ASA is committed to supporting the Market Place Fairness Act in order to level the sales tax playing field between brick-and-mortar businesses and Internet sales.

Issue Background

A Supreme Court ruling, issued in 1992 before the pervasiveness of Internet commerce, prohibits states from requiring remote sellers to collect sales and use taxes owed on purchases from out-of-state vendors. ASA believes this has created an unfair price disadvantage for brick-and-mortar retail businesses leading to budget shortfalls for states since sales taxes go uncollected. This has the potential to place an undue burden on consumers who do not realize they owe the sales tax if it is not collected by the seller, opening them up to possible penalties and increased scrutiny from state auditors.

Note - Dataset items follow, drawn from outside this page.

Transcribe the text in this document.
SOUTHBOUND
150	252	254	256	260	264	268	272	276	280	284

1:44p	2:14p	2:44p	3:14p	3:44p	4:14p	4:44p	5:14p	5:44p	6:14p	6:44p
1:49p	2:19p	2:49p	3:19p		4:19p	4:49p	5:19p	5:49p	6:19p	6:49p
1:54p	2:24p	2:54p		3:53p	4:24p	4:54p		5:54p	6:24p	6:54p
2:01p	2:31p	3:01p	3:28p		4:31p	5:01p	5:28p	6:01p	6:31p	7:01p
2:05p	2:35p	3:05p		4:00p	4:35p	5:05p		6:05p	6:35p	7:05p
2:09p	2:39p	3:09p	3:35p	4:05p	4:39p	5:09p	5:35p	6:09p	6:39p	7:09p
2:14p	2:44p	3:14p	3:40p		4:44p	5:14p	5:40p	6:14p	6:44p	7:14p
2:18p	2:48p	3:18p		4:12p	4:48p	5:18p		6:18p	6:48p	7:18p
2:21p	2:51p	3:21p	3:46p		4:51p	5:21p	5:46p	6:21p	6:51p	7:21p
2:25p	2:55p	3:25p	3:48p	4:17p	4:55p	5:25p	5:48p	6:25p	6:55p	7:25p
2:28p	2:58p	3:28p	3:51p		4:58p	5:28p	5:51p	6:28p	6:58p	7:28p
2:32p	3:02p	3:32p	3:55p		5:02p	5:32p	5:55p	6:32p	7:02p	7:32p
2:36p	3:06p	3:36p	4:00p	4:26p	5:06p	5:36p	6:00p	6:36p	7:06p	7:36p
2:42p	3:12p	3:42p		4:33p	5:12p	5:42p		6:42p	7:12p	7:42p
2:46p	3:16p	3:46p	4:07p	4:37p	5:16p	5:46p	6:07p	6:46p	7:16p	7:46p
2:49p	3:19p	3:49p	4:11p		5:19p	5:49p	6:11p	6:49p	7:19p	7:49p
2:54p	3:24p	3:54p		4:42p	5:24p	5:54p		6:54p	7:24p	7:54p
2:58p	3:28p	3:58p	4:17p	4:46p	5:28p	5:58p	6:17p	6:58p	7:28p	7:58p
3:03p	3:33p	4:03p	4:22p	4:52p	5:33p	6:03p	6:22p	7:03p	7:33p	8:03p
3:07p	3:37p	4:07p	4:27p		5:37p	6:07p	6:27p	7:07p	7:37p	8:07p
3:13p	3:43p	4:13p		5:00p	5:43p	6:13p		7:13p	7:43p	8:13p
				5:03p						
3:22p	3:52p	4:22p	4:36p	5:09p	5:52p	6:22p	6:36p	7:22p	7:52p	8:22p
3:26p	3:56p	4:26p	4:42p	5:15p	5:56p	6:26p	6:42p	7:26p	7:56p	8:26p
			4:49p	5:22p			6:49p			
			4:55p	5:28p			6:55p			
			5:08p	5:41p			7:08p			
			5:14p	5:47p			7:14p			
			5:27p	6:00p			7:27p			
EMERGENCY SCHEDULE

The Marketplace Fairness Act, which was reintroduced in the current session of Congress, would give states the authority to manage their sales tax laws while addressing this issue. On March 22, 2013, the Senate passed its version of the Market Place Fairness Act, S. 743, as an amendment to the Senate budget resolution. The House version, H.R. 684, was introduced in February 2013 and is currently awaiting committee action. Both versions contain language for which payment of online taxes would apply to remote sellers with annual gross receipts in total U.S. remote sales not exceeding $1 million in the preceding calendar year.